19 And At The Capitol With Senator Howard Baker

  • Saturday, June 28, 2014

So in 1976 my parents move from Indiana to scenic Scott County, Tn., above Knoxville.  (Knoxville came in 1982.)  Howard Baker’s father incorporated the business where my dad went to work just after World War II.  Scott County is home to Huntsville, population 300, where HHB was born.  My parents built a house in Huntsville.

Thus began a pretty good family friendship.   

Skip ahead to January, 1978 where I’m interning in Senator Baker’s Minority Leader’s office in the U.S. Capitol during my DePauw University freshman winter term.  The Senator has just returned from a fact-finding trip to Panama on a Saturday.  (You may recall that some say his vote supporting Carter’s desire to turn over the Canal doomed Baker’s future presidential ambitions – the Great Conciliator.) 

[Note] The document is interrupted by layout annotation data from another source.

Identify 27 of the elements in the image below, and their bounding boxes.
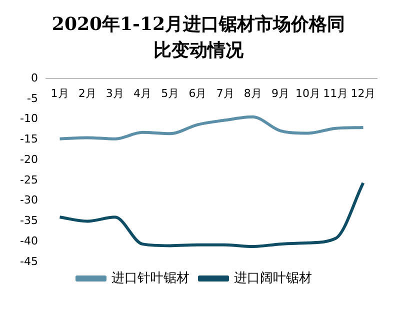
y-tick-label: -30 (20, 194, 38, 207)
x-tick-label: 10月 (296, 87, 321, 100)
legend-label: 进口针叶锯材 (112, 270, 190, 286)
x-tick-label: 1月 (50, 87, 69, 100)
y-tick-label: 0 (30, 71, 38, 84)
x-tick-label: 2月 (78, 87, 96, 100)
x-tick-label: 5月 (161, 87, 180, 100)
y-tick-label: -45 (20, 254, 38, 268)
x-tick-label: 12月 (350, 87, 376, 100)
y-tick-label: -15 (20, 132, 38, 146)
legend-label: 进口阔叶锯材 (234, 270, 312, 286)
line-series (58, 181, 365, 248)
x-tick-label: 8月 (244, 87, 262, 100)
y-tick-label: -25 (20, 173, 38, 186)
y-tick-label: -10 (20, 112, 38, 126)
x-tick-label: 7月 (216, 87, 234, 100)
x-tick-label: 6月 (188, 87, 207, 100)
x-tick-label: 9月 (271, 87, 290, 100)
x-tick-label: 4月 (134, 87, 152, 100)
y-tick-label: -5 (27, 92, 38, 105)
x-tick-label: 3月 (106, 87, 124, 100)
y-tick-label: -20 (20, 152, 38, 166)
x-tick-label: 11月 (323, 87, 348, 100)
chart-title: 2020年1-12月进口锯材市场价格同比变动情况 (50, 13, 346, 63)
line-series (58, 115, 365, 140)
y-tick-label: -35 (20, 214, 38, 228)
y-tick-label: -40 (20, 234, 38, 248)
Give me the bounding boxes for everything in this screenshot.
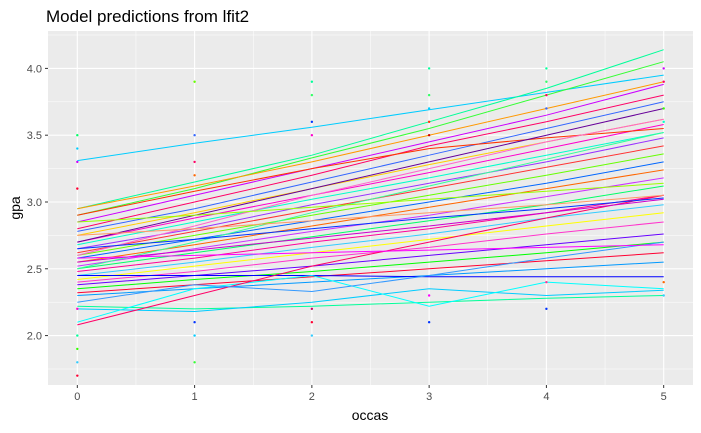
data-point [662,120,665,124]
data-point [76,361,79,364]
data-point [662,294,665,297]
data-point [662,80,665,83]
series-line [77,118,664,256]
x-tick-label: 2 [309,391,315,403]
x-axis-title: occas [352,407,389,423]
data-point [427,107,431,110]
data-point [427,67,431,70]
data-point [76,133,79,137]
data-point [545,307,548,311]
data-point [310,120,314,124]
data-point [427,294,431,297]
y-tick-label: 2.5 [27,264,42,276]
y-tick-label: 4.0 [27,63,42,75]
series-line [77,132,664,270]
series-line [77,194,664,272]
data-point [310,133,314,137]
series-line [77,61,664,216]
data-point [662,107,665,110]
series-line [77,108,664,243]
data-point [76,334,79,337]
data-point [76,187,79,190]
data-point [427,120,431,124]
data-point [193,321,196,324]
data-point [427,93,431,97]
series-line [77,198,664,263]
chart-title: Model predictions from lfit2 [46,7,249,26]
data-point [76,374,79,377]
series-line [77,153,664,256]
data-point [310,307,314,311]
data-point [193,160,196,164]
data-point [310,334,314,337]
x-tick-label: 0 [74,391,80,403]
series-line [77,197,664,250]
series-line [77,137,664,250]
data-point [662,67,665,70]
y-tick-label: 3.0 [27,197,42,209]
data-point [545,107,548,110]
data-point [76,307,79,311]
series-line [77,132,664,246]
series-line [77,241,664,303]
series-line [77,295,664,310]
data-point [545,280,548,284]
data-point [193,174,196,177]
y-axis-title: gpa [7,196,23,220]
data-point [662,280,665,284]
axes: 0 1 2 3 4 5 2.0 2.5 3.0 3.5 4.0 [27,63,667,403]
series-line [77,261,664,296]
data-point [545,67,548,70]
series-line [77,81,664,210]
data-point [76,147,79,150]
data-point [545,80,548,83]
y-tick-label: 2.0 [27,331,42,343]
data-point [427,321,431,324]
series-line [77,182,664,223]
series-line [77,128,664,216]
series-line [77,49,664,210]
series-line [77,94,664,230]
x-tick-label: 5 [661,391,667,403]
x-tick-label: 1 [192,391,198,403]
series-line [77,83,664,223]
series-line [77,194,664,326]
series-line [77,194,664,236]
data-point [76,160,79,164]
x-tick-label: 3 [426,391,432,403]
series-line [77,221,664,283]
data-point [193,133,196,137]
x-tick-label: 4 [543,391,549,403]
data-points [76,67,665,377]
data-point [310,80,314,83]
data-point [76,347,79,351]
series-line [77,124,664,243]
series-line [77,252,664,294]
series-line [77,274,664,323]
data-point [193,80,196,83]
data-point [193,361,196,364]
data-point [310,93,314,97]
data-point [310,321,314,324]
series-line [77,204,664,276]
series-line [77,161,664,259]
data-point [427,133,431,137]
series-line [77,233,664,286]
series-line [77,241,664,290]
y-tick-label: 3.5 [27,130,42,142]
series-line [77,101,664,232]
data-point [193,334,196,337]
series-line [77,288,664,313]
series-lines [77,49,664,326]
series-line [77,275,664,278]
data-point [545,93,548,97]
series-line [77,244,664,259]
series-line [77,212,664,280]
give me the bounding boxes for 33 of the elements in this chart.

Baker’s secretary calls the rooming house where I am staying and says the Senator would like to see me in the Capitol on Sunday morning at 9:00 am.  I figure he’s just being nice and wants to say hello.  Keep in mind I’m a whopping 19 years old. 

And so the chuckle begins.  Some of my DPU friends and I enjoy the night in Georgetown and I crash at their place.  A cold Sunday morning dawns and I’m cutting it a bit close.  The lack of cabs to be found puts me behind.  I make it home with no time to shower so I just put on my finest three-piece suit.  Seriously.  I was styling.  You might remember the hairstyles of the day though.  Rushing out the door with bedhead all askew was not good.  Anyway, I make it to the Capitol (pre 9/11 – it was pretty wide open back then – about the time bomb-sniffing dogs were clearing the Minority Leader’s ornate chambers. 

Several yards down the hall in the Capitol Rotunda former VP Hubert Humphrey is lying in state.  Rather than just a quick hello with the Senator, he is hosting a Republican reception following the funeral service that morning and I’ve been invited to be a fly on the wall.  It is President Nixon’s first return to DC since Watergate.  I get to speak with Mr. and Mrs. Rockefeller who were kind and the Kissingers – tall Nancy was a bit cool.  President Ford was in attendance and soon the Sergeant at Arms booms out, “Ladies and Gentlemen, The President of the United States” and in walked President and Mrs. Carter.  It was somewhat of a blur after that and I’m sure at 19 I didn’t understand much of it.  At one point, being the avid photographer that he was, the Senator takes the three Presidents into an adjoining room for a picture.  Rather than a pool photographer, however, he allows his daughter Cissy to take the shots.  I can’t recall if she really made $10,000 selling them or if I imagined it.   

As the reception wound down, President Ford was still there and the Senator called me over for introductions.  He said, “Kurt, I’d like to introduce you to someone.  This is President Ford.”  I remember responding, “Yes, Sir.  I recognize you.”  The picture with the two men and my rack hair is a real winner.  

When the reception ended, I headed for the nearest WATTS line.  Remember those?  “Free” long distance.  I called my parents back in Huntsville and said, “You’ll never believe where I’ve just been and who I’ve seen.” 

The Senator was an incredible man.  I froze campaigning for him in New Hampshire in 1980.  If Panama didn’t do it, being 5’7” on a good day probably did. 

Later when he was Chief of Staff to President Reagan my dad and I would go to the Senator’s house on Sunday afternoons.  He would send his deputy Ken Duberstein to the Western White House with the Reagans and he’d come to Huntsville on those weekends.  As Reagan left to fly back to DC, they’d call and the Senator knew he had two hours before he had to leave to make it back to DC at the same time.  Exhilarating is a pretty good word to describe a twenty-something political junkie getting to listen to Senator Baker.  That’s priceless in my book. 

It’s too bad that the civility for which Senator Baker was known in Congress 30 years ago is now ancient history.